Television programmes like 'Sex and the City' set impossible standards of touchy-feely, sharing, caring female friendship. But friendships between girls are not all sugar and spice. They never were.

People often fail to recognise the intense competition between women. It starts in the playground with snide comments about other girls' appearances, spreading rumours, giving each other the cold shoulder.

American author Susan Shapiro Barash writes in 'Tripping the Prom Queen: The Truth About Women and Rivalry', that female rivalry has intensified lately. She interviewed 500 women and found that 85pc of them admitted to being competitive with their female friends, be it about lifestyle, men, achievement, children, money or, most of all, looks.

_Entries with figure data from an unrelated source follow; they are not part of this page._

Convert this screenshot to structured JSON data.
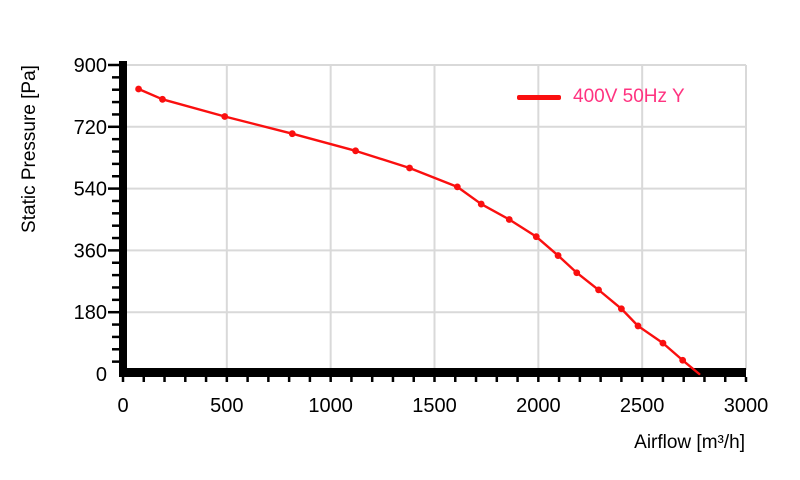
{
  "page": {
    "background": "#ffffff"
  },
  "chart_data": {
    "type": "line",
    "title": "",
    "xlabel": "Airflow [m³/h]",
    "ylabel": "Static Pressure [Pa]",
    "xlim": [
      0,
      3000
    ],
    "ylim": [
      0,
      900
    ],
    "x_ticks": [
      0,
      500,
      1000,
      1500,
      2000,
      2500,
      3000
    ],
    "y_ticks": [
      0,
      180,
      360,
      540,
      720,
      900
    ],
    "x_minor_step": 100,
    "y_minor_step": 36,
    "grid": true,
    "legend_position": "top-right-inside",
    "colors": {
      "grid": "#d9d9d9",
      "axis": "#000000",
      "tick_label": "#000000",
      "legend_text": "#ff3380"
    },
    "series": [
      {
        "name": "400V 50Hz Y",
        "color": "#fa0f0f",
        "marker": "circle",
        "last_point_marker": false,
        "points": [
          [
            75,
            830
          ],
          [
            190,
            800
          ],
          [
            490,
            750
          ],
          [
            815,
            700
          ],
          [
            1120,
            650
          ],
          [
            1380,
            600
          ],
          [
            1610,
            545
          ],
          [
            1725,
            495
          ],
          [
            1860,
            450
          ],
          [
            1990,
            400
          ],
          [
            2095,
            345
          ],
          [
            2185,
            295
          ],
          [
            2290,
            245
          ],
          [
            2400,
            190
          ],
          [
            2480,
            140
          ],
          [
            2600,
            90
          ],
          [
            2695,
            40
          ],
          [
            2775,
            0
          ]
        ]
      }
    ]
  }
}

Just think about the internal dialogue each time you meet one of your girlfriends. Why is she wearing those low-rise jeans that showcase her muffin top so obviously? Why is she showing off cleavage at three o clock? Why hasn't she had her roots done? And there's plenty of self-doubt in our observations too. She's skinnier than me. She looks younger than I do. Her skin is blemish-free. She's got such shiny hair.

Whenever we look in the mirror, we don't wonder what our boyfriend sees. We ask ourselves what she sees. Does she notice this year's extra three kilos and our shellac manicure? It's for our female friends that we wear our giant peplums and crop tops. Most men can't tell if an outfit is from SS14.

I've never heard a man complain about hairy legs but I epilate constantly in case other women spot my fuzzy calves.

We're continually trying to hold our own in a world where all women are judged on their appearance.

One of life's eternal mysteries is just why does it take us women so long to get ready for a night out? Dita Von Teese insists on three hours, a glass of champagne and Billie Holiday in the background. Teenage girls manage almost as long.

But the ritual is not just about looking good. It's about taking our time and feeling good too before hitting the urban jungle.

Meanwhile, what does a guy wear when he wants to get the girl? It doesn't really matter. Men are meant to have better things to do with their time, like watching football and saving the world.

Men naturally want to have the best possible chance with women. They would doubtless put more of an effort into dressing up if they thought women would be impressed. But we wouldn't.

We might sometimes complain that his idea of making an effort is putting on his cleanest boxers but there remains something a bit suspicious about a straight man who puts too much thought into his appearance. We'll choose scruffy over hipster every time.

Far too often we imagine that other women are our competition rather than our allies. Something that we must climb over, like a clunky garden gate.

We're conditioned into thinking this way, that we must compete, plot and overthrow the women who are ahead of us. Blame evolution.

Besides, attracting a man is too easy: dress like Jordan and act like a housewife from 'Mad Men'.